Nur wenig kürzer, aber wesentlich heißer ist die Strecke zwischen dem südafrikanischen Kapstadt und Tansania. Auf einer zwanzigtägigen Reise wechselt der Ausblick von der Südküste Afrikas hin zur Steppe bis zum Regenwald, gigantischen Wasserfällen in schier greifbarer Nähe und kaum erschlossenen Dörfern in unberührter Wildnis.

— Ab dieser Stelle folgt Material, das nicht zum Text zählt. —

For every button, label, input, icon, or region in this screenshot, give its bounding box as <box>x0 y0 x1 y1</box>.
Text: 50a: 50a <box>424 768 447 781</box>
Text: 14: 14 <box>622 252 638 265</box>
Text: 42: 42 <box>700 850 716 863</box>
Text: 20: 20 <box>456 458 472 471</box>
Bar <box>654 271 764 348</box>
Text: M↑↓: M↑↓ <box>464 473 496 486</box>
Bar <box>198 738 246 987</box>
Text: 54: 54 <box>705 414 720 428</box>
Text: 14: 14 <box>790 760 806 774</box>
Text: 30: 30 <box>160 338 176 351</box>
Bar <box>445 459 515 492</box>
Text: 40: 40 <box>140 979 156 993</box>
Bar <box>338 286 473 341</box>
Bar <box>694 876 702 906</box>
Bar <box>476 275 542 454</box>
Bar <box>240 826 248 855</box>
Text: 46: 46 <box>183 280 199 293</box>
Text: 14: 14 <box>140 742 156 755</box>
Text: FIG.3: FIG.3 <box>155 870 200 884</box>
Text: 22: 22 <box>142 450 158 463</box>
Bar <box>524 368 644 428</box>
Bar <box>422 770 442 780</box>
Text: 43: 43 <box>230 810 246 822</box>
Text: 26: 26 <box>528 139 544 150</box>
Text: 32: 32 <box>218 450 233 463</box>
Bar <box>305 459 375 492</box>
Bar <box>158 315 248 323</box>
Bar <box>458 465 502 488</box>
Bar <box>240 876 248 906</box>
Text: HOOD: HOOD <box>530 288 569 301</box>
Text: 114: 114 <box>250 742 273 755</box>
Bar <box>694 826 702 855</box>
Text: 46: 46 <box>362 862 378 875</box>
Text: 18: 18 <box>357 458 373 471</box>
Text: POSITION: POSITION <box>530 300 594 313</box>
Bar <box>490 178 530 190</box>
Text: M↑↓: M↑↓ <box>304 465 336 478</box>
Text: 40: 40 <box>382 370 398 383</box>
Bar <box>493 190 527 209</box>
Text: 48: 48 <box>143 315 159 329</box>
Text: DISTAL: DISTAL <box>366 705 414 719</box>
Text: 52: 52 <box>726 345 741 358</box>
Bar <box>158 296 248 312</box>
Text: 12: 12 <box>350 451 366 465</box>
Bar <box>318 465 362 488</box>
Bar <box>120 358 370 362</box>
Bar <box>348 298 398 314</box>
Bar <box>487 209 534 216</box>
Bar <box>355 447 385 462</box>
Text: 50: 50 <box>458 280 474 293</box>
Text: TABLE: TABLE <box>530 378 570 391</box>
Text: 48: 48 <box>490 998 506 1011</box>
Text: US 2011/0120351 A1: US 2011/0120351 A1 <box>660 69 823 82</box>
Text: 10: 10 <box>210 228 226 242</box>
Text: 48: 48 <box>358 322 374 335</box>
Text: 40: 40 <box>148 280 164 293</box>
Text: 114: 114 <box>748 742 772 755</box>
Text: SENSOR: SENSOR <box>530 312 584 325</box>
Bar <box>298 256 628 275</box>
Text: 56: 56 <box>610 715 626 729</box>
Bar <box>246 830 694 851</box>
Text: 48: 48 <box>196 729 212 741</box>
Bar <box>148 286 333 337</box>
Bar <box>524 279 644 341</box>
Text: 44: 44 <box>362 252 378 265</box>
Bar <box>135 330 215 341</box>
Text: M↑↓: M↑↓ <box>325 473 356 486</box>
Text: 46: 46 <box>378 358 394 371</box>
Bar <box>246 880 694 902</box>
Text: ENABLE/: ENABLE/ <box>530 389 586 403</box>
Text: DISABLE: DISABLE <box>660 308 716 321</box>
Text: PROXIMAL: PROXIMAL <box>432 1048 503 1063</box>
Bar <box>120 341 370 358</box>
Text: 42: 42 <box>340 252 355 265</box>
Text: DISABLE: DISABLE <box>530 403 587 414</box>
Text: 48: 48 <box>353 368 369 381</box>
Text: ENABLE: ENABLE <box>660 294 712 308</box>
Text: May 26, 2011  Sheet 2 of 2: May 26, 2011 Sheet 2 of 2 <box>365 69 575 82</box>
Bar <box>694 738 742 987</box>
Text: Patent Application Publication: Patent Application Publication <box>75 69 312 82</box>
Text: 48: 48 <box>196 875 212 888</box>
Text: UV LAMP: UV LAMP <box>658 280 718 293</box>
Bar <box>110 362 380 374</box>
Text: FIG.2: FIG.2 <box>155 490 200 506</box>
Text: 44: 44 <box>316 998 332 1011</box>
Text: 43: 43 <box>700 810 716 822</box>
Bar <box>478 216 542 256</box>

Wer jedoch nicht erst ins Flugzeug steigen will, um spektakuläre Bahnfahrten zu erleben, der begibt sich ganz einfach mitten in Berlin in den „Bernsteinexpreß“ und läßt sich während der weißen Nächte, in denen die Sonne niemals vollständig untergeht, bis nach St. Petersburg fahren. Zahlreiche Sonderstops und Sehenswürdigkeiten am Weg entlang der Ostsee und dem Baltikum sind garantiert. Genauso wie bei einer Zugfahrt entlang der linken Rheinstrecke von Köln bis ins Mittelrheintal, das auch schon Heinrich Heine zu seinem Loreleylied inspiriert hat.